Member of the Colorado House of Representatives from the 13th district
- In office 1994 – January 1997
- Succeeded by: Mark Udall

Personal details
- Born: January 19, 1951 (age 75) Jamestown, New York, U.S.
- Party: Democratic

= Peggy Lamm =

American politician (born 1951)

Peggy Lamm (born January 19, 1951) is an American non-profit administrator and former politician who served as a member of the Colorado House of Representatives from 1994 to January 1997. She was a candidate for Colorado's 7th congressional district seat, in 2006 losing in the Democratic primary election to Ed Perlmutter by a margin of 38% to 53%.

== Career ==
Lamm was a member of the Colorado House of Representatives from 1994 to January 1997. She was also a former school teacher and activist.

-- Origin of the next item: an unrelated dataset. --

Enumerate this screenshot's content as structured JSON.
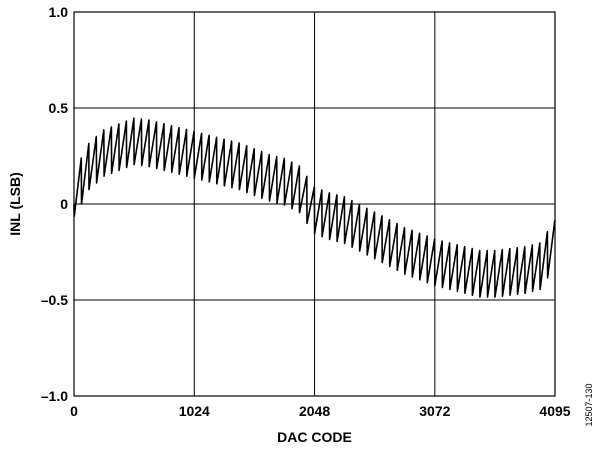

While working at the Bighorn Center for Public Policy, Lamm was instrumental in passing the popular Colorado Telemarketing No-Call List. She was also chair of the Colorado Commission on Higher Education and investigated the University of Colorado football/sex scandal. Lamm has also served on numerous boards and commissions including the University of Colorado's Health Sciences Center for Ethics, Humanities and the Law, Hospice of Boulder County, and the National Center for Atmospheric Research Advisory Board. She is currently chair of the board of trustees of Adams State University and worked as a senior program manager at the National Democratic Institute for International Affairs.

In 2016, Lamm became the vice president of development at HopeWest, a non-profit organization based in Grand Junction, Colorado.

== Personal life ==
Born in Jamestown, New York, Lamm was the sister-in-law of Colorado Governor Richard Lamm and journalist Dottie Lamm.